Morocco sits along the boundary of the African and Eurasian tectonic plates, a location prone to seismic activity and occasional large earthquakes. But since robust building codes are a recent development, the destruction of these rare but inevitable quakes has always proved severe. With proper earthquake preparedness, future loss of life can be mitigated.
Long Road to Recovery Ahead
As search and rescue transitions to longer-term rebuilding efforts, Morocco faces immense challenges restoring transportation links, infrastructure, and healthcare access across the earthquake zone. Psychological recovery will also require time for those impacted and bereaved. The government has hired structural engineers to evaluate damaged buildings and historical sites.

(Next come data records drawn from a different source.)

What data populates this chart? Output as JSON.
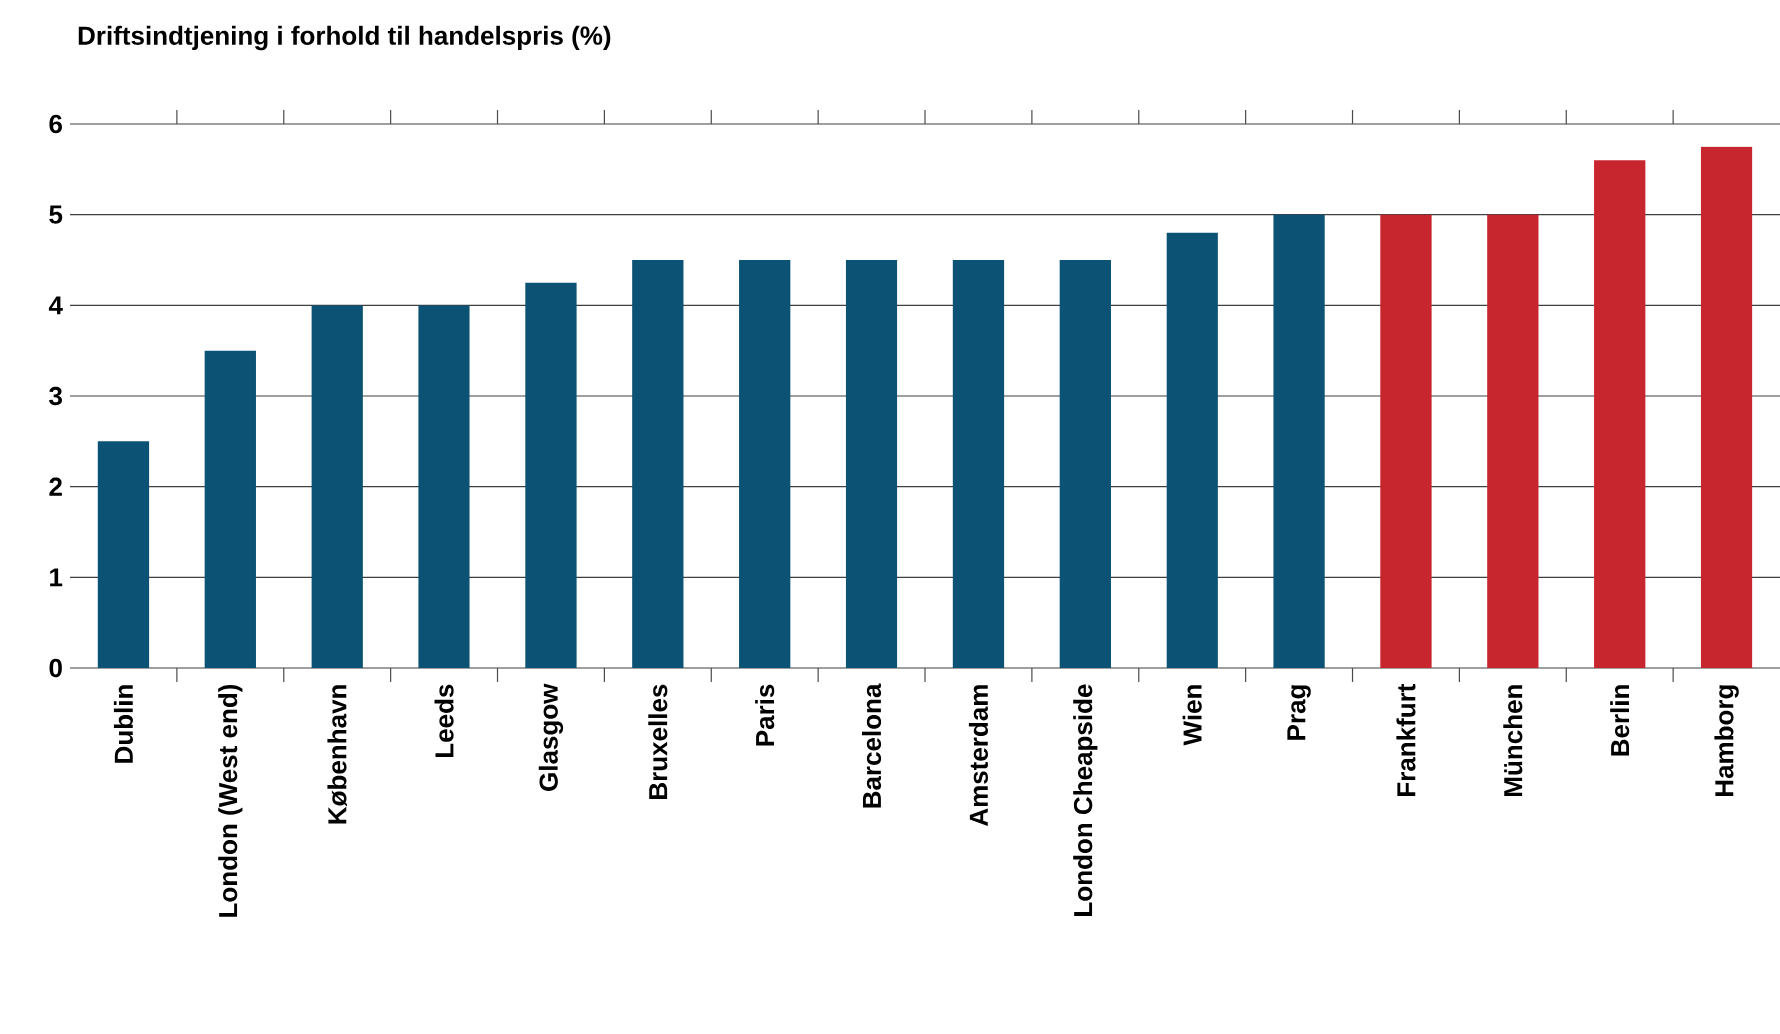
{
  "chart_data": {
    "type": "bar",
    "title": "Driftsindtjening i forhold til handelspris (%)",
    "categories": [
      "Dublin",
      "London (West end)",
      "København",
      "Leeds",
      "Glasgow",
      "Bruxelles",
      "Paris",
      "Barcelona",
      "Amsterdam",
      "London Cheapside",
      "Wien",
      "Prag",
      "Frankfurt",
      "München",
      "Berlin",
      "Hamborg"
    ],
    "values": [
      2.5,
      3.5,
      4,
      4,
      4.25,
      4.5,
      4.5,
      4.5,
      4.5,
      4.5,
      4.8,
      5,
      5,
      5,
      5.6,
      5.75
    ],
    "colors": [
      "#0b5274",
      "#0b5274",
      "#0b5274",
      "#0b5274",
      "#0b5274",
      "#0b5274",
      "#0b5274",
      "#0b5274",
      "#0b5274",
      "#0b5274",
      "#0b5274",
      "#0b5274",
      "#c8262e",
      "#c8262e",
      "#c8262e",
      "#c8262e"
    ],
    "ylim": [
      0,
      6
    ],
    "yticks": [
      0,
      1,
      2,
      3,
      4,
      5,
      6
    ],
    "grid": "y"
  }
}
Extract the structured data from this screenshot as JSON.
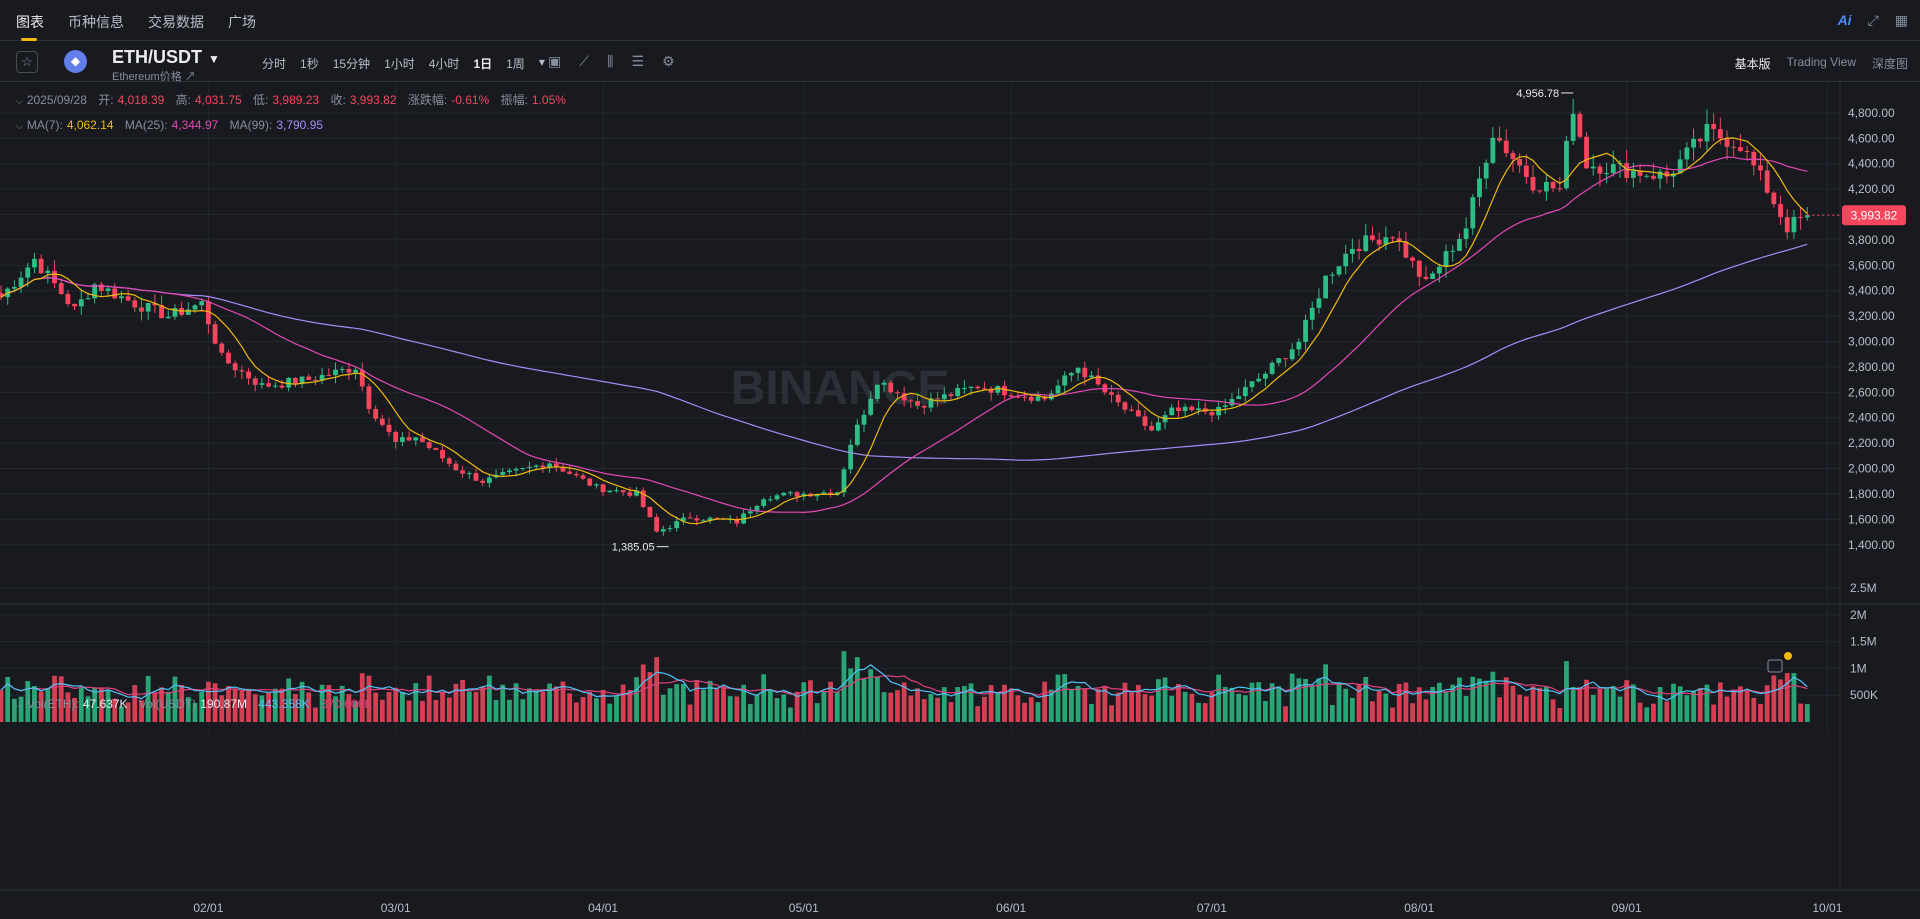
{
  "nav": {
    "tabs": [
      "图表",
      "币种信息",
      "交易数据",
      "广场"
    ],
    "ai_label": "Ai"
  },
  "symbol": {
    "pair": "ETH/USDT",
    "subtitle": "Ethereum价格 ↗",
    "logo_icon": "ethereum-icon"
  },
  "intervals": [
    "分时",
    "1秒",
    "15分钟",
    "1小时",
    "4小时",
    "1日",
    "1周"
  ],
  "interval_selected": "1日",
  "views": [
    "基本版",
    "Trading View",
    "深度图"
  ],
  "view_selected": "基本版",
  "ohlc": {
    "date": "2025/09/28",
    "open_label": "开:",
    "open": "4,018.39",
    "high_label": "高:",
    "high": "4,031.75",
    "low_label": "低:",
    "low": "3,989.23",
    "close_label": "收:",
    "close": "3,993.82",
    "change_label": "涨跌幅:",
    "change": "-0.61%",
    "amp_label": "振幅:",
    "amp": "1.05%"
  },
  "ma": {
    "ma7_label": "MA(7):",
    "ma7": "4,062.14",
    "ma25_label": "MA(25):",
    "ma25": "4,344.97",
    "ma99_label": "MA(99):",
    "ma99": "3,790.95"
  },
  "vol_legend": {
    "vol_eth_label": "Vol(ETH):",
    "vol_eth": "47.637K",
    "vol_usdt_label": "Vol(USDT)",
    "vol_usdt": "190.87M",
    "vol_ma1": "443.358K",
    "vol_ma2": "370.606K"
  },
  "watermark": "BINANCE",
  "colors": {
    "up": "#2ebd85",
    "down": "#f6465d",
    "ma7": "#f0b90b",
    "ma25": "#e548b4",
    "ma99": "#a78bfa",
    "vol_ma1": "#4fc3f7",
    "vol_ma2": "#e0407e",
    "bg": "#181a20",
    "grid": "#23262e",
    "accent": "#f0b90b"
  },
  "chart_data": {
    "type": "candlestick",
    "x_ticks": [
      "02/01",
      "03/01",
      "04/01",
      "05/01",
      "06/01",
      "07/01",
      "08/01",
      "09/01",
      "10/01"
    ],
    "y_ticks": [
      "4,800.00",
      "4,600.00",
      "4,400.00",
      "4,200.00",
      "4,000.00",
      "3,800.00",
      "3,600.00",
      "3,400.00",
      "3,200.00",
      "3,000.00",
      "2,800.00",
      "2,600.00",
      "2,400.00",
      "2,200.00",
      "2,000.00",
      "1,800.00",
      "1,600.00",
      "1,400.00"
    ],
    "ylim": [
      1280,
      4980
    ],
    "high_marker": {
      "date": "2025-08-24",
      "label": "4,956.78",
      "value": 4956.78
    },
    "low_marker": {
      "date": "2025-04-09",
      "label": "1,385.05",
      "value": 1385.05
    },
    "last_price": {
      "label": "3,993.82",
      "value": 3993.82
    },
    "close_keypoints": [
      [
        "2025-01-01",
        3350
      ],
      [
        "2025-01-06",
        3650
      ],
      [
        "2025-01-12",
        3250
      ],
      [
        "2025-01-15",
        3450
      ],
      [
        "2025-01-21",
        3300
      ],
      [
        "2025-01-26",
        3200
      ],
      [
        "2025-01-31",
        3300
      ],
      [
        "2025-02-03",
        2870
      ],
      [
        "2025-02-09",
        2650
      ],
      [
        "2025-02-16",
        2700
      ],
      [
        "2025-02-23",
        2800
      ],
      [
        "2025-02-25",
        2500
      ],
      [
        "2025-03-01",
        2200
      ],
      [
        "2025-03-04",
        2250
      ],
      [
        "2025-03-10",
        2000
      ],
      [
        "2025-03-14",
        1900
      ],
      [
        "2025-03-24",
        2050
      ],
      [
        "2025-03-31",
        1850
      ],
      [
        "2025-04-06",
        1800
      ],
      [
        "2025-04-09",
        1500
      ],
      [
        "2025-04-14",
        1620
      ],
      [
        "2025-04-21",
        1580
      ],
      [
        "2025-04-25",
        1780
      ],
      [
        "2025-05-06",
        1820
      ],
      [
        "2025-05-08",
        2200
      ],
      [
        "2025-05-12",
        2700
      ],
      [
        "2025-05-18",
        2500
      ],
      [
        "2025-05-27",
        2650
      ],
      [
        "2025-06-06",
        2550
      ],
      [
        "2025-06-11",
        2800
      ],
      [
        "2025-06-16",
        2550
      ],
      [
        "2025-06-22",
        2300
      ],
      [
        "2025-06-25",
        2450
      ],
      [
        "2025-07-02",
        2450
      ],
      [
        "2025-07-09",
        2750
      ],
      [
        "2025-07-14",
        3000
      ],
      [
        "2025-07-18",
        3500
      ],
      [
        "2025-07-22",
        3750
      ],
      [
        "2025-07-28",
        3850
      ],
      [
        "2025-08-02",
        3450
      ],
      [
        "2025-08-08",
        3900
      ],
      [
        "2025-08-12",
        4650
      ],
      [
        "2025-08-18",
        4250
      ],
      [
        "2025-08-22",
        4200
      ],
      [
        "2025-08-24",
        4850
      ],
      [
        "2025-08-26",
        4400
      ],
      [
        "2025-09-01",
        4350
      ],
      [
        "2025-09-07",
        4300
      ],
      [
        "2025-09-13",
        4650
      ],
      [
        "2025-09-18",
        4550
      ],
      [
        "2025-09-22",
        4200
      ],
      [
        "2025-09-25",
        3900
      ],
      [
        "2025-09-28",
        3993.82
      ]
    ],
    "volume": {
      "yticks": [
        "2.5M",
        "2M",
        "1.5M",
        "1M",
        "500K"
      ],
      "ylim": [
        0,
        2.8
      ],
      "unit": "M"
    }
  }
}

With many now homeless and jobless, public welfare agencies are working overtime to provide food, water, and temporary housing services. Schools and local businesses have been shut down indefinitely pending repairs. Officials have not yet projected the full economic impact, but it will likely be in the billions of dollars.
While the earthquake's aftermath will linger for years, Morocco has received global support and is already making progress reconnecting remote areas to desperately needed aid. The determined Moroccan spirit that built ancient marvels like Marrakech will surely prevail again in rebuilding after this national tragedy.
This report includes contributions from Agence France-Presse, Reuters, and the Associated Press.